As you noted, these are basically the same thing. The main difference is that the latter puts all the parameters into a JSON object rather than just the one complex parameter, and becomes harder to deal with generically in something like ApiSandbox.

BTW, I note that categorytree is being lazy and wikispeech seems like it's trying to be a bit too complicated.

Adding some kind of REST API support to MediaWiki would probably be the ideal solution, but that seems like a fairly large undertaking.

I note REST APIs are typically also bad at batching, since they tend to want to operate on exactly one resource per request. Unless the "one resource" happens to be a predefined list of all the resources you want to deal with in your batch, you're either out of luck or you're actually getting closer to some sort of RPC by submitting a processing instructions document rather than a new resource.

My immediate goal with the RfC is to find a pragmatic solution for T182052: Batch reading list operations (which needs to be done short-term) without increasing maintenance burden for the API. Having a shared understanding of how to deal with this problem in the long term would help inform that work.

Probably go with your second bullet: Define and document a "processing instructions" data structure and submit that as a parameter.

Longer term, we'd need some sort of schema language that's machine parseable, well defined, well documented, human readable (or easily converted into something human readable), and has an oojs-ui widget that can be used to edit it without having to write raw JSON/XML/whatever. Then we'd use that to add better validation and documentation to the second bullet.

We have the same need in the JobQueue migration project to be able to use Special:RunSignleJob, cf. T182372: Make Kafka JobQueue use Special:RunSingleJob where we need to be able to send structured events to it. Gerrit 388486 proposes to handle application/json payload in WebRequest to that end.

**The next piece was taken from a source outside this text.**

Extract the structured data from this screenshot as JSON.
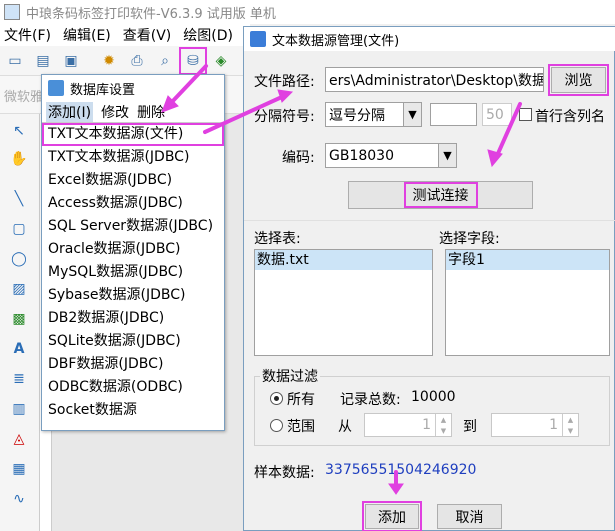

I note that's a very special use case rather than something general to MediaWiki APIs.

As I pointed out in the code review on that patch, going from "we need JSON for one specific use case" to "everything that accepts data via WebRequest should accept JSON, never mind the vastly different semantics" is a very huge step. You'd probably do better by handling it in your special page.

Tgr claimed this task.

Probably go with your second bullet: Define and document a "processing instructions" data structure and submit that as a parameter.

Works for me, thanks.

Longer term, we'd need some sort of schema language that's machine parseable, well defined, well documented, human readable (or easily converted into something human readable), and has an oojs-ui widget that can be used to edit it without having to write raw JSON/XML/whatever. Then we'd use that to add better validation and documentation to the second bullet.

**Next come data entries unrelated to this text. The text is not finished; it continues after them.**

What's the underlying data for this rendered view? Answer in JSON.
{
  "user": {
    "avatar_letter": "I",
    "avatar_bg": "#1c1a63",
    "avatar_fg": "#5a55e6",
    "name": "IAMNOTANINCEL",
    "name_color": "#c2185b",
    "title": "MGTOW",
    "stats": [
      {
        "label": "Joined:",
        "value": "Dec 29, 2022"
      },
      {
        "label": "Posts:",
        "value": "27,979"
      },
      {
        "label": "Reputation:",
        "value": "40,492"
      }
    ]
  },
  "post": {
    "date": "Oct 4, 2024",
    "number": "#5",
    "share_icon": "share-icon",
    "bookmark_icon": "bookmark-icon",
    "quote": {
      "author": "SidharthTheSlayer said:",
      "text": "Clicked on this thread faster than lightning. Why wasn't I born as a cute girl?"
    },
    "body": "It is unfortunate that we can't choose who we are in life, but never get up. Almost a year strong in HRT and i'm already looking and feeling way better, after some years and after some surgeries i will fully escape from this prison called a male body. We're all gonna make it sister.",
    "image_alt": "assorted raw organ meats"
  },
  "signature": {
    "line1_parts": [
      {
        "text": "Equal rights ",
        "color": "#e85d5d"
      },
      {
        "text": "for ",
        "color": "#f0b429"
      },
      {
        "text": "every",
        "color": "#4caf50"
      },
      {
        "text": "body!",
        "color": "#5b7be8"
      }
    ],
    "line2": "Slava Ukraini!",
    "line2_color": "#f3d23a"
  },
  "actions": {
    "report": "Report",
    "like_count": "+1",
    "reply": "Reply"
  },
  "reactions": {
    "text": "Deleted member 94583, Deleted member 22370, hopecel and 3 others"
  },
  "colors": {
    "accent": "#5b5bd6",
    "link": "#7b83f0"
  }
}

JSON schema I guess? It's a big mess (bunch of different drafts, few clients support the more recent ones) but I can't think of much else. It's used in Swagger so convenient for porting to and from RESTBase, and there are form generator libraries for it (which can probably be hacked to generate OOUI forms).

In this case, it seems to me that "do not have a description" would be well-represented by the empty string.

On creation, yes. On update, setting the description to the empty string and leaving the description unchanged are both meaningful actions.

I note REST APIs are typically also bad at batching, since they tend to want to operate on exactly one resource per request. Unless the "one resource" happens to be a predefined list of all the resources you want to deal with in your batch, you're either out of luck or you're actually getting closer to some sort of RPC by submitting a processing instructions document rather than a new resource.

In this case I'll just use a static URL and put the list of resources to update in the payload. Which is arguably not technically REST but fits into the semantics intuitively there is no caching on write so there isn't any practical drawback.